The population served by systems with MCL violations was significantly higher in 2012 (74,931 people) and 2017 (61,641 people) than for the intervening years (when it ranged between 3,850 and 2,909), due to larger water systems having violations in those years only. In 2012, the City of Beverly Hills and the El Monte City Water Department had violations; in 2017, the City of La Verne Water Division and California State Polytechnic University – Pomona had violations.

Beach Report Card Scores

  • Summer 2017 dry weather water quality in LA County was excellent with 97% A or B grades and zero F grades, better than the average over the last 5 years.
  • Winter dry weather grades for the most recent year were slightly better than the average over the previous five years. 

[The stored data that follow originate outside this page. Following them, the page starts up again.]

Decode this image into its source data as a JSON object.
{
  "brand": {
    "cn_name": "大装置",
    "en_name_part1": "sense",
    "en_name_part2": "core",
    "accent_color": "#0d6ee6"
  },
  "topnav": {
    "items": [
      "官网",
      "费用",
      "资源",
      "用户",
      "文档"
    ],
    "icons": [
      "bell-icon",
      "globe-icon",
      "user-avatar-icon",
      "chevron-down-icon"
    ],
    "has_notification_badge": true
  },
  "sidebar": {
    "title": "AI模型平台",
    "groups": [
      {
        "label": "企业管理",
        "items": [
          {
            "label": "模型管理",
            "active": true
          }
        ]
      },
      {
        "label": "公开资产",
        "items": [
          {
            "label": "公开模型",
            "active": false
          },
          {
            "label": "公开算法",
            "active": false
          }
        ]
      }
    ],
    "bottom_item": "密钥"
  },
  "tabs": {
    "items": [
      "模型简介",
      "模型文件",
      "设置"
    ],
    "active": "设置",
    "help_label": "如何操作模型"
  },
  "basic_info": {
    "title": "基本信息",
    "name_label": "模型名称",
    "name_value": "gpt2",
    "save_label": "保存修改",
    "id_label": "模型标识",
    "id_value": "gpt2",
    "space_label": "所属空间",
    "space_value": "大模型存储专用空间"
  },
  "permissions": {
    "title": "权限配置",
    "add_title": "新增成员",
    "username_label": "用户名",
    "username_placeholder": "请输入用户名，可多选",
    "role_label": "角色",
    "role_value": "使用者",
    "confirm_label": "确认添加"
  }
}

  • Wet weather water quality continues to be an area of concern, with only 60% A or B grades, and with 26% receiving F grades in 2017-2018. However, this is an improvement over 2016-2017, and better than the average over the previous 5 years.
  • There has been an overall upward trend from 78% to 91%, in the percentage of beaches with summer dry A grades in the past five years, with a corresponding reduction in the number of B and C grades over that period. Less than 5% of beaches received F’s each year since 2013, with the last two years receiving no F grades at all. 

Number and Volume of Sewage Spills to Water

  • In 2017 there were 302 reported sewage spills, of which 92 (31%) reached waterbodies. This represented almost 600,000 gallons of sewage spilled in total, with approximately 380,000 gallons (65%) of that volume reaching waterbodies.
  • Within the period reviewed, 2013 had the highest total number of spills that reached a waterbody; however, the number of major spills has progressively increased from 4 in 2013 to 12 in 2017.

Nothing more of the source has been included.